In this issue of Sexually Transmitted Diseases, Chirenje, et al.1 describe a secondary analysis of the VOICE2 study focusing on risk factors for incident sexually transmitted infections (STI) among a cohort of women in sub-Saharan Africa. Although the primary focus of neither the study nor this analysis was on STI control, one of the important take home messages of this article is that accurate diagnosis of STI requires more than syndromic management which focuses exclusively on treatment of symptomatic women. Given the asymptomatic nature of infection with Chlamydia trachomatis, Neisseria gonorrhoeae, and even Trichomonas vaginalis, syndromic management by definition misses anywhere from 40% to 70% of infections. As a result, women without symptoms are not receiving treatment for infections that have been epidemiologically linked with pelvic inflammatory disease,3,4 tubal factor infertility,5 adverse outcomes of pregnancy,6,7 and increased risk of human immunodeficiency virus (HIV) transmission or acquisition.8,9
Assessing the true impact of STI on HIV incidence has been historically difficult. The importance of case ascertainment using highly accurate diagnostics to avoid bias was well described in the context of 3 trials conducted in the late 1990s in East Africa. The Rakai, Mwanza, and Masaka trials each assessed a community-based approach to STI reduction as a means of reducing HIV incidence.10 One of the trials (Rakai) demonstrated a substantial reduction in HIV incidence after improved access to syndromic management for STI compared with control communities, whereas the Masaka trial showed no difference between communities receiving enhanced STI prevent education and improved access to syndromic management. Finally, the Rakai trial showed no effect on HIV seroincidence after mass treatment in intervention communities versus control communities. The studies each had a different design, and the methods for assessing the population prevalence of STI varied among the trials. The impact of poorly performing diagnostics on the eventual findings of the trials has been analyzed in detail and found to be responsible for substantial bias in estimation of population STI prevalence.11
The VOICE study measured incident STI using molecular diagnosis for chlamydia/gonorrhea, a highly sensitive rapid assay for trichomonas, and quality controlled syphilis serology. Three major points of concern were highlighted in the data obtained using state-of-the-art diagnostics. First, and of critical importance, fewer than 30% of all incident infections were diagnosed in the context of a clinical visit for symptoms of disease. The remainders were diagnosed at regularly scheduled study visits suggesting that, if these women were not enrolled in a research protocol, they would not have sought care for these infections. Second, beyond age, which is not amenable to intervention, the highest STI incidence rate ratio was associated with previous infection (measured at baseline). Finally, HIV incidence was observed to be highest in those settings where STI incidence was also high.
The data generated in the VOICE study once again demonstrate that a substantial burden of disease remains in settings where syndromic management is the only available option for STI control. In this study, 20% of women were diagnosed with chlamydia, gonorrhea, trichomonas, and/or syphilis at the enrollment visit using diagnostic methods not routinely available in all settings in sub-Saharan Africa where the study was performed. This demonstrates an unacceptably high STI prevalence in these HIV-endemic settings.
What do these data tell us that we didn’t already know? Not a great deal. In fact, in upper-income countries (UIC) many of the guidelines12,13 for STI control are based on research showing that annual screening based on age, regardless of the presence or absence of symptoms, can identify a substantial proportion of cases of chlamydial infection and, further, that rescreening every 3 months among those with an identified infection is useful based on reinfection risk.14,15 However, despite these guidelines, case rates for all curable STI continue to increase globally.16,17 In UIC, this increase may be linked to a lack of full adherence with the guidelines13,18 and lack of access to sexual health services in resource constrained settings.19 In lower- and middle-income countries (LMIC), the continually high prevalence of STI in some populations is likely due to reliance on syndromic management which is equivalent to lack of access to adequate sexual health services.
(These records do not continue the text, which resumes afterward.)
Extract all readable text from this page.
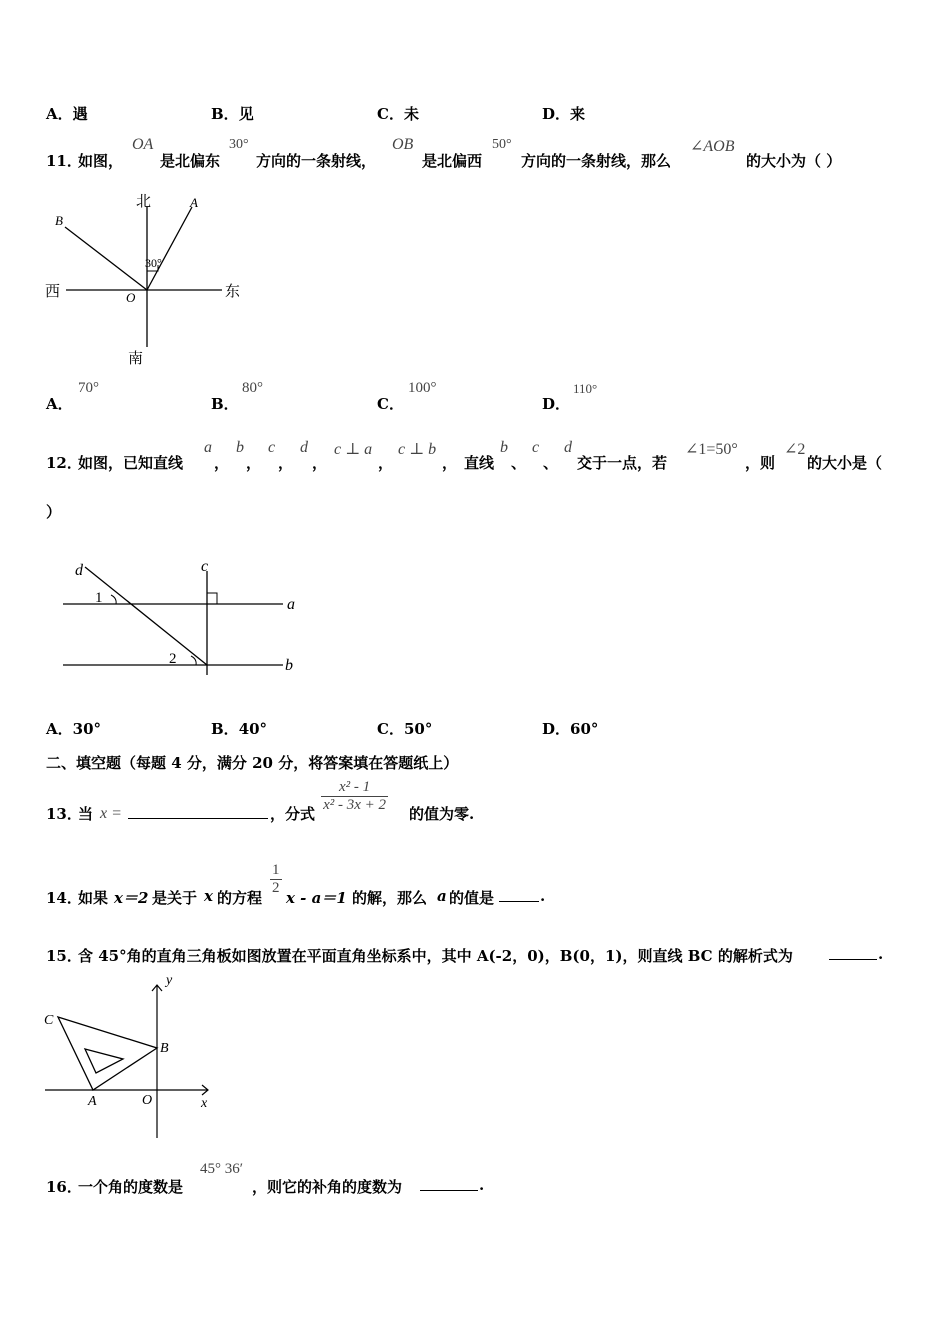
A．遇	B．见	C．未	D．来
11．
如图，
OA
是北偏东
30°
方向的一条射线，
OB
是北偏西
50°
方向的一条射线，那么
∠AOB
的大小为（ ）
北
南
西	东
A
B
O
30°
A．
70°
B．
80°
C．
100°
D．
110°
12．
如图，已知直线
a
，
b
，
c
，
d
，
c ⊥ a
，
c ⊥ b
， 直线
b
、
c
、
d
交于一点，若
∠1=50°
，则
∠2
的大小是（
）
d	c
a
b
1
2
A．30°	B．40°	C．50°	D．60°
二、填空题（每题 4 分，满分 20 分，将答案填在答题纸上）
13．
当 x =	，分式 $\frac{\text{x² - 1}}{\text{x² - 3x + 2}}$ 的值为零.
14．
如果 x＝2 是关于 x 的方程
$\frac{1}{2}$
x - a＝1 的解，那么 a 的值是	.
15．
含 45°角的直角三角板如图放置在平面直角坐标系中，其中 A(-2，0)，B(0，1)，则直线 BC 的解析式为	.
C
B
A	O	x
y
16．
一个角的度数是
45° 36′
，则它的补角的度数为	.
So why is syndromic management still being used, particularly in LMIC as well as resource limited settings within UIC? Technology that could rapidly and accurately diagnose STI exists, but has yet to reach a point where these tests are feasible to implement in LMIC outside of research settings. Assays still require external power sources, refrigeration, and/or are prohibitively expensive. Many groups, in both academia and industry, are conducting research on assay development designed to meet the needs of LMIC, but the prioritization of this work in UIC, where the resources exist to perform this developmental work, is not high.
Ultimately, the issue is one of human rights – those populations at the highest risk for both STI and HIV are generally marginalized populations or populations with very limited political voice. It is time to redouble our efforts related to development of highly accurate point-of-care STI diagnostics that can be utilized in resource constrained settings. This will improve our ability to identify and treat curable STI's for their own sake and in order to avoid the sequelae of untreated infections. We know the lessons, we have the technology, and we need to apply what we have learned to make a substantial impact on global STI, and possibly HIV, burden in the near future.